I’ve reported this to the administrators and they’re trying to make a local exception but there seems to be something about enhanced apps that Cortex XDR finds suspect.

Exact same app as an AppleApplet runs just fine.

→ Script Debugger 8.0.5 (8A61)
→ MacOS 12.6.4

Prevention ID: c1348780-39b0-4b21-bdf4-c33f79abe69a
Machine name: CT-FVFH4218Q6L5
OS Name: OS X 12.6.4
OS Version: 12.6.4
Cortex XDR version:
Dump path:
Content Version: 920-51196
Mode: Terminate
Module name: WildFire
Date: 5/3/23, 3:33:02 PM
Verdict: Grayware
Source Process ID: 3596
Source Process Command-Line: /Users/estockly/Production/Business MarketRoundup-2023-03-23/Business Graphics Apps and AppleScripts/ Business Market Roundup and Dow
Source User Name: estockly

Is it Sparkle or are you loading a web page using the script?
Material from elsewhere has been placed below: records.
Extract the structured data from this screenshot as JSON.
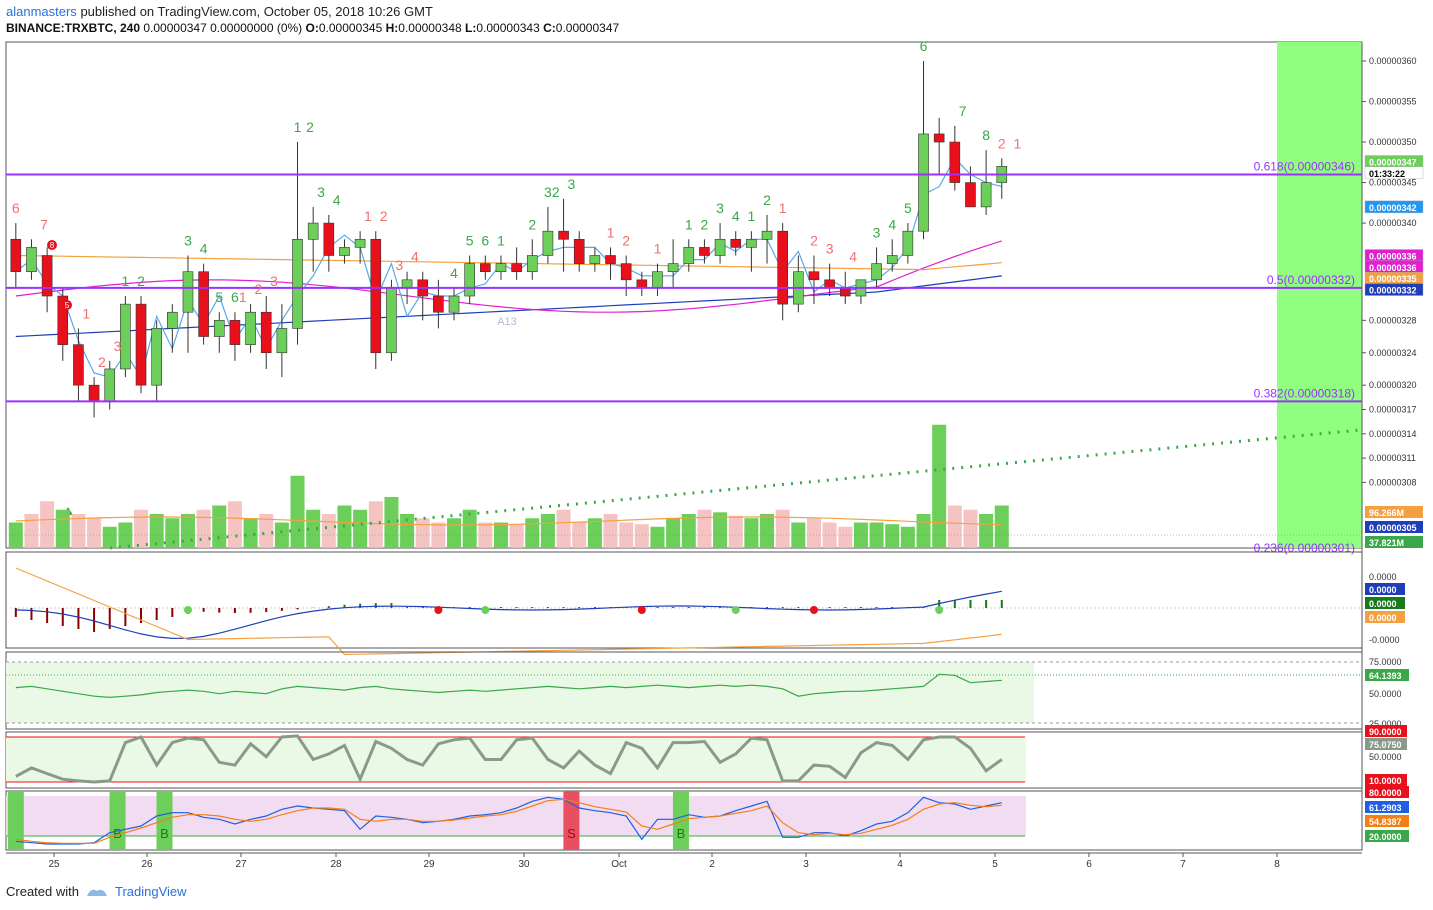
{
  "header": {
    "user": "alanmasters",
    "published": "published on TradingView.com, October 05, 2018 10:26 GMT",
    "symbol": "BINANCE:TRXBTC, 240",
    "price_change": "0.00000347 0.00000000 (0%)",
    "o_label": "O:",
    "o_value": "0.00000345",
    "h_label": "H:",
    "h_value": "0.00000348",
    "l_label": "L:",
    "l_value": "0.00000343",
    "c_label": "C:",
    "c_value": "0.00000347"
  },
  "footer": {
    "created_with": "Created with",
    "brand": "TradingView"
  },
  "colors": {
    "up": "#6ccf5a",
    "down": "#e8101a",
    "fib": "#9b30ff",
    "green_zone": "#90ff80",
    "ma_blue": "#1f3fb8",
    "ma_magenta": "#e020d0",
    "ma_orange": "#f5a040",
    "ma_light": "#5aa8e8"
  },
  "chart_data": {
    "type": "candlestick",
    "x_ticks": [
      "25",
      "26",
      "27",
      "28",
      "29",
      "30",
      "Oct",
      "2",
      "3",
      "4",
      "5",
      "6",
      "7",
      "8"
    ],
    "price_ticks": [
      "0.00000360",
      "0.00000355",
      "0.00000350",
      "0.00000345",
      "0.00000340",
      "0.00000328",
      "0.00000324",
      "0.00000320",
      "0.00000317",
      "0.00000314",
      "0.00000311",
      "0.00000308"
    ],
    "price_ticks_values": [
      360,
      355,
      350,
      345,
      340,
      328,
      324,
      320,
      317,
      314,
      311,
      308
    ],
    "ohlc_scaled_1e8": [
      [
        338,
        340,
        332,
        334
      ],
      [
        334,
        338,
        333,
        337
      ],
      [
        336,
        337,
        329,
        331
      ],
      [
        331,
        332,
        323,
        325
      ],
      [
        325,
        327,
        318,
        320
      ],
      [
        320,
        321,
        316,
        318
      ],
      [
        318,
        323,
        317,
        322
      ],
      [
        322,
        331,
        321,
        330
      ],
      [
        330,
        331,
        319,
        320
      ],
      [
        320,
        328,
        318,
        327
      ],
      [
        327,
        330,
        324,
        329
      ],
      [
        329,
        336,
        324,
        334
      ],
      [
        334,
        335,
        325,
        326
      ],
      [
        326,
        329,
        324,
        328
      ],
      [
        328,
        329,
        323,
        325
      ],
      [
        325,
        330,
        324,
        329
      ],
      [
        329,
        331,
        322,
        324
      ],
      [
        324,
        330,
        321,
        327
      ],
      [
        327,
        350,
        325,
        338
      ],
      [
        338,
        342,
        334,
        340
      ],
      [
        340,
        341,
        334,
        336
      ],
      [
        336,
        338,
        335,
        337
      ],
      [
        337,
        339,
        335,
        338
      ],
      [
        338,
        339,
        322,
        324
      ],
      [
        324,
        333,
        323,
        332
      ],
      [
        332,
        334,
        330,
        333
      ],
      [
        333,
        334,
        328,
        331
      ],
      [
        331,
        333,
        327,
        329
      ],
      [
        329,
        332,
        328,
        331
      ],
      [
        331,
        336,
        330,
        335
      ],
      [
        335,
        336,
        333,
        334
      ],
      [
        334,
        336,
        333,
        335
      ],
      [
        335,
        337,
        333,
        334
      ],
      [
        334,
        338,
        333,
        336
      ],
      [
        336,
        342,
        335,
        339
      ],
      [
        339,
        343,
        334,
        338
      ],
      [
        338,
        339,
        334,
        335
      ],
      [
        335,
        337,
        334,
        336
      ],
      [
        336,
        337,
        333,
        335
      ],
      [
        335,
        336,
        331,
        333
      ],
      [
        333,
        334,
        331,
        332
      ],
      [
        332,
        335,
        331,
        334
      ],
      [
        334,
        338,
        332,
        335
      ],
      [
        335,
        338,
        334,
        337
      ],
      [
        337,
        338,
        335,
        336
      ],
      [
        336,
        340,
        335,
        338
      ],
      [
        338,
        339,
        336,
        337
      ],
      [
        337,
        339,
        334,
        338
      ],
      [
        338,
        341,
        335,
        339
      ],
      [
        339,
        340,
        328,
        330
      ],
      [
        330,
        336,
        329,
        334
      ],
      [
        334,
        336,
        330,
        333
      ],
      [
        333,
        335,
        331,
        332
      ],
      [
        332,
        334,
        330,
        331
      ],
      [
        331,
        333,
        330,
        333
      ],
      [
        333,
        337,
        332,
        335
      ],
      [
        335,
        338,
        334,
        336
      ],
      [
        336,
        340,
        335,
        339
      ],
      [
        339,
        360,
        338,
        351
      ],
      [
        351,
        353,
        346,
        350
      ],
      [
        350,
        352,
        344,
        345
      ],
      [
        345,
        347,
        342,
        342
      ],
      [
        342,
        349,
        341,
        345
      ],
      [
        345,
        348,
        343,
        347
      ]
    ],
    "fib_levels": [
      {
        "label": "0.618(0.00000346)",
        "price": 346
      },
      {
        "label": "0.5(0.00000332)",
        "price": 332
      },
      {
        "label": "0.382(0.00000318)",
        "price": 318
      }
    ],
    "fib_partial_label": "0.236(0.00000301)",
    "price_tags": [
      {
        "text": "0.00000347",
        "price": 347.6,
        "color": "#6ccf5a"
      },
      {
        "text": "01:33:22",
        "price": 346.2,
        "color": "#ffffff"
      },
      {
        "text": "0.00000342",
        "price": 342,
        "color": "#2196f3"
      },
      {
        "text": "0.00000336",
        "price": 336,
        "color": "#e020d0"
      },
      {
        "text": "0.00000336",
        "price": 334.6,
        "color": "#e020d0"
      },
      {
        "text": "0.00000335",
        "price": 333.2,
        "color": "#f5a040"
      },
      {
        "text": "0.00000332",
        "price": 331.8,
        "color": "#1f3fb8"
      }
    ],
    "volume_tags": [
      "96.266M",
      "0.00000305",
      "37.821M"
    ],
    "td_labels_up": [
      "1",
      "2",
      "3",
      "4",
      "5",
      "6",
      "1",
      "2",
      "3",
      "4",
      "2",
      "3",
      "4",
      "5",
      "6",
      "1",
      "2",
      "3",
      "1",
      "2",
      "3",
      "4",
      "1",
      "2",
      "3",
      "4",
      "5",
      "6",
      "7",
      "8"
    ],
    "td_labels_down": [
      "6",
      "7",
      "1",
      "2",
      "3",
      "1",
      "2",
      "3",
      "1",
      "2",
      "3",
      "4",
      "1",
      "2",
      "1",
      "1",
      "2",
      "3",
      "4",
      "1",
      "2"
    ],
    "td_label_annotation": "A13",
    "signal_markers": [
      "8",
      "5"
    ],
    "macd_ticks": [
      "0.0000",
      "-0.0000"
    ],
    "macd_tags": [
      "0.0000",
      "0.0000",
      "0.0000"
    ],
    "rsi_ticks": [
      "75.0000",
      "50.0000",
      "25.0000"
    ],
    "rsi_tag": "64.1393",
    "stoch_ticks": [
      "90.0000",
      "50.0000"
    ],
    "stoch_tags": [
      "75.0750",
      "10.0000"
    ],
    "srsi_tags": [
      "80.0000",
      "61.2903",
      "54.8387",
      "20.0000"
    ],
    "srsi_markers": [
      "B",
      "B",
      "S",
      "B"
    ],
    "rsi_values": [
      69,
      70,
      68,
      66,
      64,
      62,
      61,
      62,
      63,
      65,
      66,
      67,
      66,
      64,
      66,
      65,
      64,
      68,
      70,
      69,
      68,
      67,
      69,
      70,
      68,
      67,
      66,
      65,
      66,
      67,
      66,
      67,
      68,
      69,
      70,
      69,
      68,
      69,
      70,
      69,
      70,
      71,
      70,
      69,
      70,
      71,
      70,
      71,
      70,
      68,
      62,
      64,
      65,
      66,
      66,
      67,
      68,
      69,
      70,
      80,
      79,
      73,
      74,
      75
    ],
    "stoch_values": [
      20,
      35,
      25,
      15,
      12,
      10,
      12,
      80,
      90,
      40,
      80,
      88,
      85,
      45,
      40,
      78,
      55,
      90,
      92,
      50,
      60,
      75,
      15,
      82,
      70,
      50,
      40,
      78,
      85,
      88,
      50,
      50,
      85,
      88,
      50,
      35,
      65,
      40,
      25,
      80,
      70,
      35,
      80,
      80,
      82,
      45,
      60,
      88,
      85,
      12,
      12,
      40,
      38,
      18,
      62,
      80,
      75,
      50,
      85,
      90,
      90,
      70,
      30,
      50,
      75
    ],
    "srsi_k": [
      12,
      10,
      8,
      8,
      8,
      10,
      25,
      30,
      35,
      50,
      55,
      55,
      48,
      45,
      38,
      45,
      50,
      60,
      65,
      62,
      60,
      58,
      30,
      50,
      48,
      45,
      40,
      42,
      45,
      50,
      52,
      55,
      62,
      72,
      78,
      75,
      62,
      58,
      55,
      50,
      15,
      45,
      45,
      52,
      48,
      50,
      58,
      65,
      72,
      18,
      18,
      25,
      25,
      20,
      28,
      38,
      42,
      55,
      78,
      70,
      68,
      60,
      65,
      70
    ],
    "srsi_d": [
      15,
      12,
      10,
      9,
      9,
      9,
      18,
      25,
      32,
      40,
      48,
      52,
      52,
      50,
      45,
      42,
      45,
      52,
      58,
      62,
      62,
      60,
      45,
      42,
      45,
      45,
      42,
      42,
      44,
      47,
      50,
      52,
      57,
      65,
      73,
      75,
      70,
      64,
      60,
      56,
      35,
      30,
      38,
      46,
      48,
      50,
      54,
      58,
      65,
      40,
      25,
      22,
      24,
      22,
      24,
      30,
      36,
      45,
      60,
      68,
      70,
      66,
      64,
      66
    ],
    "volume_values": [
      30,
      40,
      55,
      45,
      40,
      35,
      25,
      30,
      45,
      40,
      35,
      40,
      45,
      50,
      55,
      35,
      40,
      30,
      85,
      45,
      40,
      50,
      45,
      55,
      60,
      40,
      35,
      30,
      35,
      45,
      30,
      30,
      28,
      35,
      40,
      45,
      30,
      35,
      40,
      30,
      28,
      25,
      35,
      40,
      45,
      42,
      38,
      35,
      40,
      45,
      30,
      35,
      30,
      25,
      30,
      30,
      28,
      25,
      40,
      145,
      50,
      45,
      40,
      50,
      20
    ],
    "volume_up": [
      true,
      false,
      false,
      true,
      false,
      false,
      true,
      true,
      false,
      true,
      true,
      true,
      false,
      true,
      false,
      true,
      false,
      true,
      true,
      true,
      false,
      true,
      true,
      false,
      true,
      true,
      false,
      false,
      true,
      true,
      false,
      true,
      false,
      true,
      true,
      false,
      false,
      true,
      false,
      false,
      false,
      true,
      true,
      true,
      false,
      true,
      false,
      true,
      true,
      false,
      true,
      false,
      false,
      false,
      true,
      true,
      true,
      true,
      true,
      true,
      false,
      false,
      true,
      true
    ]
  }
}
I have a few large companies with paloaltonetworks software running. The domain being used for either could trigger it if not added to their list of known domains.

I do not have or use Sparkle.

I do have some enhanced applets that do not trigger Cortext XDR.

Is there any documentation describing what would cause the Grayware verdict?

Apparently it doesn’t like this file: FancyDropletFat

I’m getting alerts and they’re getting concerned.

Update: XDR flagged 17 apps on my company issued mac as malware. It prevents me from using those apps. I have converted the ones I still use to Apple applets, which do no get flagged, and deleted the rest.

One app that was flagged was an old version of Script Geek. The new version (2.02) was not flagged. In that case it seems the exec file was also the issue.